In the third embodiment of the present invention, the tip of the second tube 14 is gradually tapered, and the outer diameter of the tip is the same as the outer diameter of the other tube 13 fitted in the thin first tube 1. Therefore, there is an advantage that the outer shape of the tube changes stepwise and bends flexibly even when a bending force is applied.
(Embodiment 4)
Although not shown in the above embodiment, according to the present invention, when forming the stepped portion for attaching the drip tube of the drip container, a straight tube is used instead of the stepped joint and welded to the drip container. Can also be formed.

FIG. 12 is a schematic cross-sectional view of a high-frequency dielectric welding device for forming a stepped portion for attaching a drip tube of a drip container, which shows the fourth embodiment of the present invention. The pressing surfaces of the first electrodes 33a and 33b and the pressing surfaces of the insulating plates 34a and 34b are brought into contact with the outer peripheral surface of the first tube 11, and the side surfaces of the insulating plates 34a and 34b are brought into contact with the end surfaces of the tube 32 of the drip container. The pressing surface of the second electrodes 35a and 35b is brought into contact with the outer peripheral surface of the tube 32 of the drip container, and a high frequency voltage is applied from the high frequency power source 36 to the first electrodes 33a and 33b and the second electrodes 35a and 35b. One tube 11 and the tube 32 of the drip container are melted, the application of high frequency voltage is stopped, and the overlapping portion of the first tube 11 and the tube 32 of the drip container is welded in the radial direction of the tube.

In the fourth embodiment of the present invention, the outer shape of the stepped portion is not deformed even if dielectric welding is performed without using the stepped joint as in the conventional example shown in FIGS. 16 and 17, so that the outer shape of the stepped portion is not deformed. And the other tube 38 are in good contact with each other.
(Embodiment 5)
As the fifth embodiment, a high-frequency dielectric welding device that dielectrically welds a range of a certain length in the axial direction from the stepped portion of the stepped tube will be described.

FIG. 13 shows a schematic cross-sectional view of a main part of a high-frequency dielectric welding device that dielectrically welds a range of a certain length in the axial direction from the stepped portion of the stepped tube of the fifth embodiment of the present invention. In FIG. 13, in addition to the first electrodes 3a and 3b, the insulating plates 4a and 4b, the second electrodes 5a and 5b described in the first to fourth embodiments, the second insulating plate is to the left of the second electrodes 5a and 5b. The 4c, 4d, the third electrode 3c, 3d, the third insulating plate 4e, 4f, and the fourth electrode 5c, 5d are overlapped in the axial direction of the tube.

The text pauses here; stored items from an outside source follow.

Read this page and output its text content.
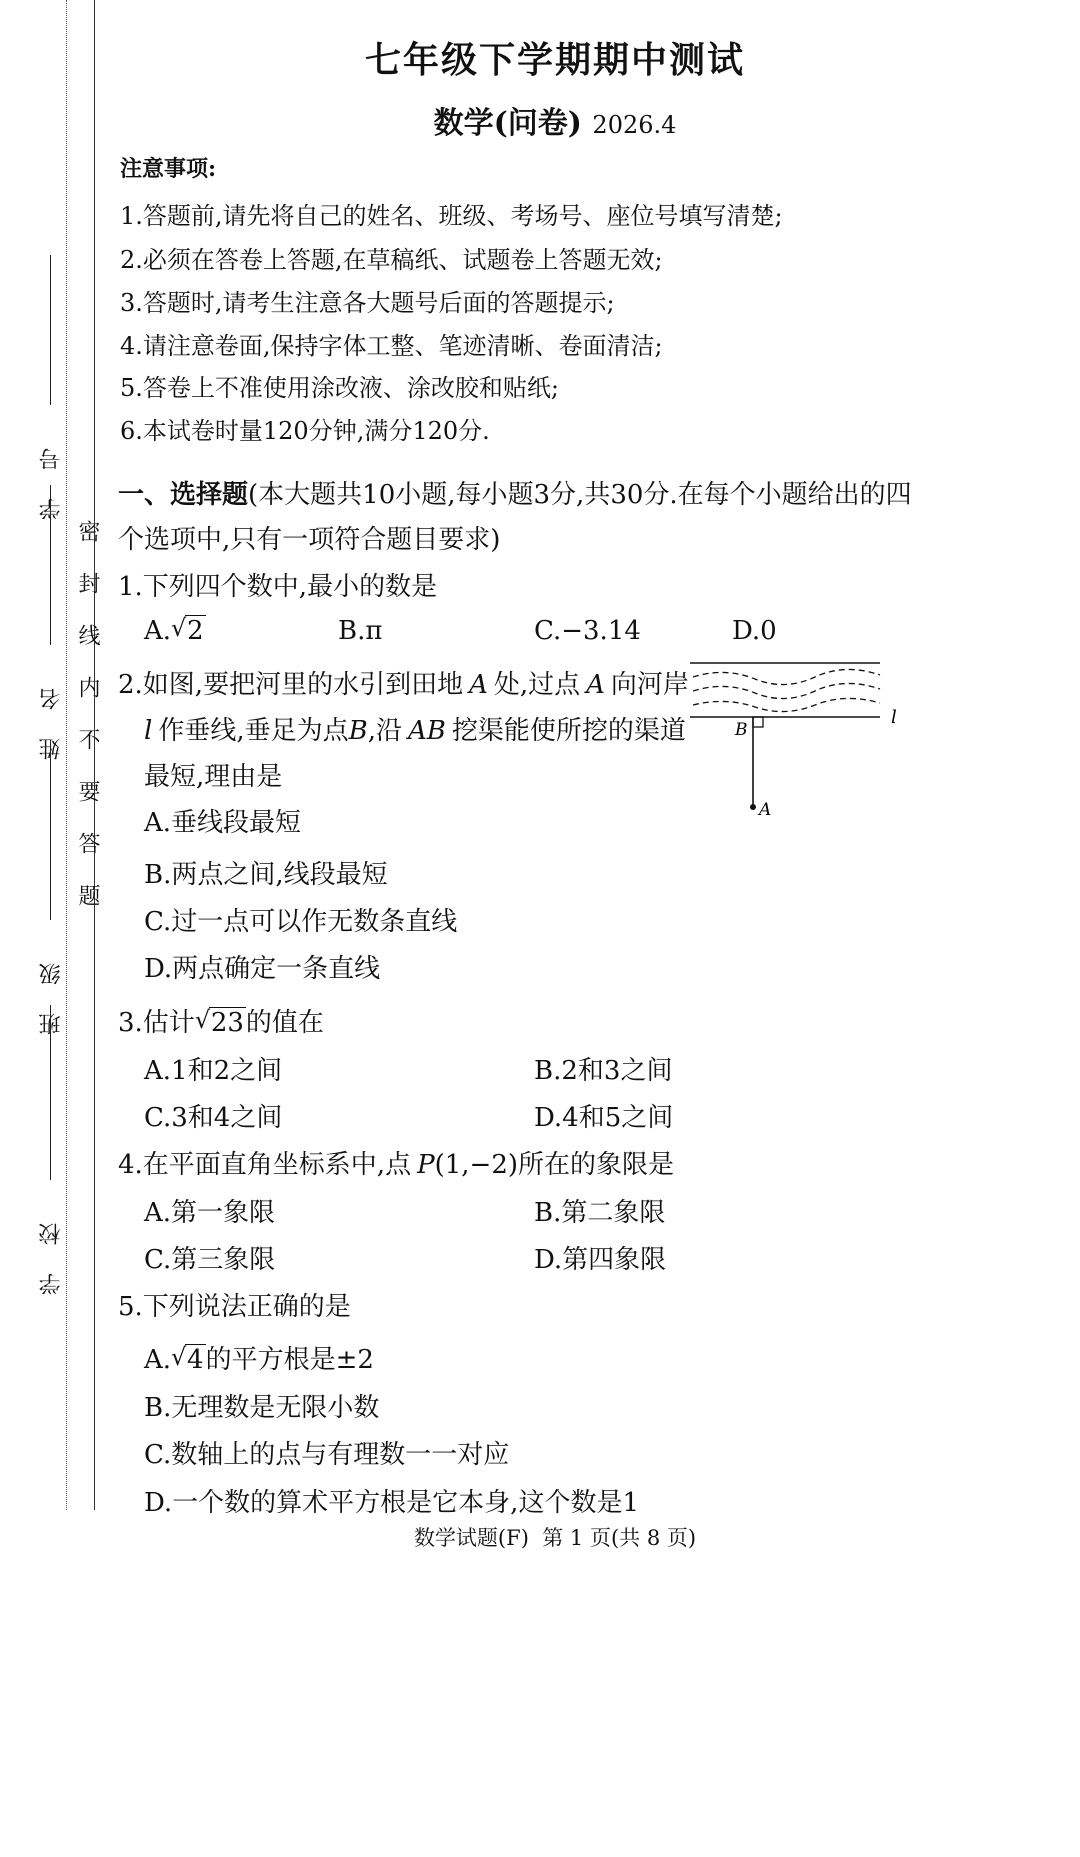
学号
姓名
班级
学校
密封线内不要答题
七年级下学期期中测试
数学(问卷) 2026.4
注意事项:
1.答题前,请先将自己的姓名、班级、考场号、座位号填写清楚;
2.必须在答卷上答题,在草稿纸、试题卷上答题无效;
3.答题时,请考生注意各大题号后面的答题提示;
4.请注意卷面,保持字体工整、笔迹清晰、卷面清洁;
5.答卷上不准使用涂改液、涂改胶和贴纸;
6.本试卷时量120分钟,满分120分.
一、选择题(本大题共10小题,每小题3分,共30分.在每个小题给出的四
个选项中,只有一项符合题目要求)
1.下列四个数中,最小的数是
A. √ 2	B.π	C.−3.14	D.0
2.如图,要把河里的水引到田地 A 处,过点 A 向河岸
l 作垂线,垂足为点B,沿 AB 挖渠能使所挖的渠道
最短,理由是
A.垂线段最短
B.两点之间,线段最短
C.过一点可以作无数条直线
D.两点确定一条直线
B
A
l
3.估计 √ 23的值在
A.1和2之间	B.2和3之间
C.3和4之间	D.4和5之间
4.在平面直角坐标系中,点 P(1,−2)所在的象限是
A.第一象限	B.第二象限
C.第三象限	D.第四象限
5.下列说法正确的是
A. √ 4的平方根是±2
B.无理数是无限小数
C.数轴上的点与有理数一一对应
D.一个数的算术平方根是它本身,这个数是1
数学试题(F)  第 1 页(共 8 页)
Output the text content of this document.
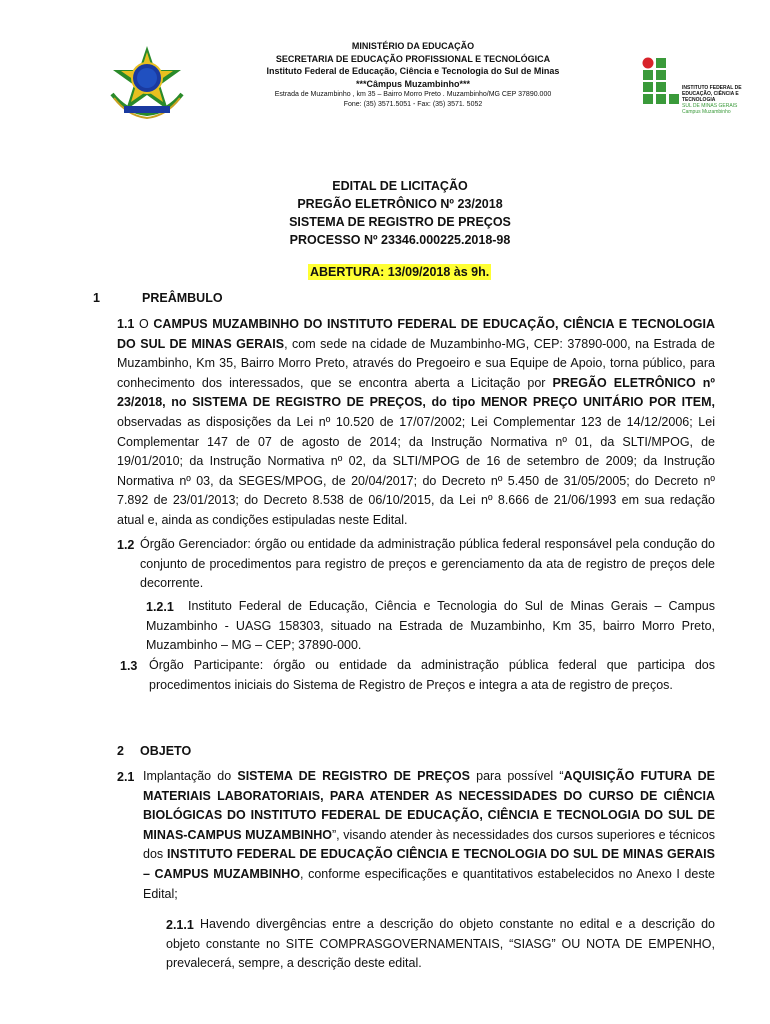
MINISTÉRIO DA EDUCAÇÃO
SECRETARIA DE EDUCAÇÃO PROFISSIONAL E TECNOLÓGICA
Instituto Federal de Educação, Ciência e Tecnologia do Sul de Minas
***Câmpus Muzambinho***
Estrada de Muzambinho , km 35 – Bairro Morro Preto . Muzambinho/MG CEP 37890.000
Fone: (35) 3571.5051 - Fax: (35) 3571. 5052
INSTITUTO FEDERAL DE
EDUCAÇÃO, CIÊNCIA E TECNOLOGIA
SUL DE MINAS GERAIS
Campus Muzambinho
EDITAL DE LICITAÇÃO
PREGÃO ELETRÔNICO Nº 23/2018
SISTEMA DE REGISTRO DE PREÇOS
PROCESSO Nº 23346.000225.2018-98
ABERTURA: 13/09/2018 às 9h.
1	PREÂMBULO
1.1 O CAMPUS MUZAMBINHO DO INSTITUTO FEDERAL DE EDUCAÇÃO, CIÊNCIA E TECNOLOGIA DO SUL DE MINAS GERAIS, com sede na cidade de Muzambinho-MG, CEP: 37890-000, na Estrada de Muzambinho, Km 35, Bairro Morro Preto, através do Pregoeiro e sua Equipe de Apoio, torna público, para conhecimento dos interessados, que se encontra aberta a Licitação por PREGÃO ELETRÔNICO nº 23/2018, no SISTEMA DE REGISTRO DE PREÇOS, do tipo MENOR PREÇO UNITÁRIO POR ITEM, observadas as disposições da Lei nº 10.520 de 17/07/2002; Lei Complementar 123 de 14/12/2006; Lei Complementar 147 de 07 de agosto de 2014; da Instrução Normativa nº 01, da SLTI/MPOG, de 19/01/2010; da Instrução Normativa nº 02, da SLTI/MPOG de 16 de setembro de 2009; da Instrução Normativa nº 03, da SEGES/MPOG, de 20/04/2017; do Decreto nº 5.450 de 31/05/2005; do Decreto nº 7.892 de 23/01/2013; do Decreto 8.538 de 06/10/2015, da Lei nº 8.666 de 21/06/1993 em sua redação atual e, ainda as condições estipuladas neste Edital.
1.2 Órgão Gerenciador: órgão ou entidade da administração pública federal responsável pela condução do conjunto de procedimentos para registro de preços e gerenciamento da ata de registro de preços dele decorrente.
1.2.1	Instituto Federal de Educação, Ciência e Tecnologia do Sul de Minas Gerais – Campus Muzambinho - UASG 158303, situado na Estrada de Muzambinho, Km 35, bairro Morro Preto, Muzambinho – MG – CEP; 37890-000.
1.3 Órgão Participante: órgão ou entidade da administração pública federal que participa dos procedimentos iniciais do Sistema de Registro de Preços e integra a ata de registro de preços.
2 OBJETO
2.1 Implantação do SISTEMA DE REGISTRO DE PREÇOS para possível “AQUISIÇÃO FUTURA DE MATERIAIS LABORATORIAIS, PARA ATENDER AS NECESSIDADES DO CURSO DE CIÊNCIA BIOLÓGICAS DO INSTITUTO FEDERAL DE EDUCAÇÃO, CIÊNCIA E TECNOLOGIA DO SUL DE MINAS-CAMPUS MUZAMBINHO”, visando atender às necessidades dos cursos superiores e técnicos dos INSTITUTO FEDERAL DE EDUCAÇÃO CIÊNCIA E TECNOLOGIA DO SUL DE MINAS GERAIS – CAMPUS MUZAMBINHO, conforme especificações e quantitativos estabelecidos no Anexo I deste Edital;
2.1.1 Havendo divergências entre a descrição do objeto constante no edital e a descrição do objeto constante no SITE COMPRASGOVERNAMENTAIS, “SIASG” OU NOTA DE EMPENHO, prevalecerá, sempre, a descrição deste edital.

In FIG. 13, the end surface of the second tube 2 is brought into contact with the side surfaces of the insulating plates 4a and 4b in the same manner as in the first to fourth embodiments, but the outer peripheral 1b of the thin first tube 1 is pressed. There are only the first electrodes 3a and 3b and the insulating plates 4a and 4b, the second electrodes 5a and 5b, the second insulating plates 4c and 4d, the third electrodes 3c and 3d, and the third insulating plates 4e and 4f. The fourth electrodes 5c and 5d press the outer circumference 2b of the thick second tube 2.

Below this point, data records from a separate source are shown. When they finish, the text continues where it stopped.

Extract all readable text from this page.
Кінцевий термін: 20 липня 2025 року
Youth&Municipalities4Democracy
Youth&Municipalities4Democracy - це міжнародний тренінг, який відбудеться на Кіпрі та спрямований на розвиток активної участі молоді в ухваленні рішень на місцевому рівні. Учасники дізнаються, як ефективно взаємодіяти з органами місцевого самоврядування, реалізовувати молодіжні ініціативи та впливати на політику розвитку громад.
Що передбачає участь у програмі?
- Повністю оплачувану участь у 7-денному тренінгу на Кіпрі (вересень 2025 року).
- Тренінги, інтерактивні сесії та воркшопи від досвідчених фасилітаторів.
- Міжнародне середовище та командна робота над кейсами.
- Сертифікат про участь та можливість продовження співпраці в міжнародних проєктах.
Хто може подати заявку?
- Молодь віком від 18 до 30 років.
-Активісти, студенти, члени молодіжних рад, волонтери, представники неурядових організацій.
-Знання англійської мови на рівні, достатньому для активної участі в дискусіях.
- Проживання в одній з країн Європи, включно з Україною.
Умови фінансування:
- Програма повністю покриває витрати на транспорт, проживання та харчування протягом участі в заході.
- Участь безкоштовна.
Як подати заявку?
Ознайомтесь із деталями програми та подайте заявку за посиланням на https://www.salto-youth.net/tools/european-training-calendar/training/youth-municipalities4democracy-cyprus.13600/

The first electrodes 3a and 3b and the third electrodes 3c and 3d are electrically connected by the connecting member 3e, and the second electrodes 5a and 5b and the fourth electrodes 5c and 5d are electrically connected by the connecting member 5e. There is. As a result, from the high-frequency power supply device P to the feeding unit 6a, the feeding plate 6, the fourth electrode 5c, 5d, the third electrode 3c, 3d, the second electrode 5a, 5b, the first electrode 3a, 3b, and the ground plate 7. , And the high frequency voltage is applied in the opposite direction.

Since the first electrodes 3a and 3b and the insulating plates 4a and 4b press the outer peripheral 1b of the thin first tube 1 at the stepped portion of the stepped tube, a high frequency is generated in the radial direction of the first tube 1 and the second tube 2. The fact that a voltage is applied and the overlapping contact surfaces of the first tube 1 and the second tube 2 generate dielectric heat and weld to each other is the same as described in the first to fourth embodiments.
In the fifth embodiment, in addition to the above, a high frequency voltage is applied between the second electrode 5a and 5b and the third electrode 3c and 3d, and also between the third electrode 3c and 3d and the fourth electrode 5c and 5d. There is. Therefore, in the axial direction of the tubes, between the second electrodes 5a and 5b and the third electrodes 3c and 3d, and between the third electrodes 3c and 3d and the fourth electrodes 5c and 5d, the first tube 1 and the second tube 2 A high frequency voltage is applied in the radial direction of.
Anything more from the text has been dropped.